I am now back in the United Kingdom and training in public health. My involvement in health protection work means that I may be getting another phone call about a deliberate release of a biological, chemical, or radiological substance into the water supply. Should I be unlucky enough to receive such a phone call, going back to bed will not be an option this time.
I am under no illusion that I would be anything other than a small cog in a big machine. Other agencies (the water company and the police to name the two most important) will rightly take a lead in the early stages.
Public health involvement is likely to be to protect the public from the health consequences of the harmful agent or, perhaps more likely, the effects of an interrupted water supply.
Communication with the public will be key. Water is so essential to life that panic can quickly ensue if its supply is suddenly withdrawn. The water companies have contingency plans in place to cover most eventualities and the police have considerable experience from the terrorist threat from the IRA. I am reasonably assured that any new terrorist activity will be well handled.
What I am less sure of is that we are doing the right thing in response to terrorism globally. Many developing nations, like Nepal, live under constant threat of terrorist activity. Often such activity is born from grinding poverty. Mostly it is directed at national governments but occasionally it spills out and affects the international community.

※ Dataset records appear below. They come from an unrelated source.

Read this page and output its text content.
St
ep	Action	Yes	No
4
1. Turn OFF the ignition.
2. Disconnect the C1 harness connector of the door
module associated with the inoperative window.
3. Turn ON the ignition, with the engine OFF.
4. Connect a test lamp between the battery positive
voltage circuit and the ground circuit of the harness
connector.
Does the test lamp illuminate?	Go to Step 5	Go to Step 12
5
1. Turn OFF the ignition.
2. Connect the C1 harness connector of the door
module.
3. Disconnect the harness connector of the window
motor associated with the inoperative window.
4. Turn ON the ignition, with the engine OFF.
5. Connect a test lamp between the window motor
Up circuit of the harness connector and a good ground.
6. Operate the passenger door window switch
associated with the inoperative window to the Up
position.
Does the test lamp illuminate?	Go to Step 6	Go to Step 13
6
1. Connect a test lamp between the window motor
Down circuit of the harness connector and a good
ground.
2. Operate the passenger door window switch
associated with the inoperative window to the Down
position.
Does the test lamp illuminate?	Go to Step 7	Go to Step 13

Our response to terrorism is inconsistent. When it affects us no expense is spared. When it affects others in distant countries we are sometimes less quick to respond. Relatively little (compared with the costs of war) is invested in dealing with the root causes of discontent such as poverty, disease, and political disaffection.
If we do experience a terrorist threat to our water supply, remember that we are well positioned to deal with it. Remember also that most developing nations will lack this capacity.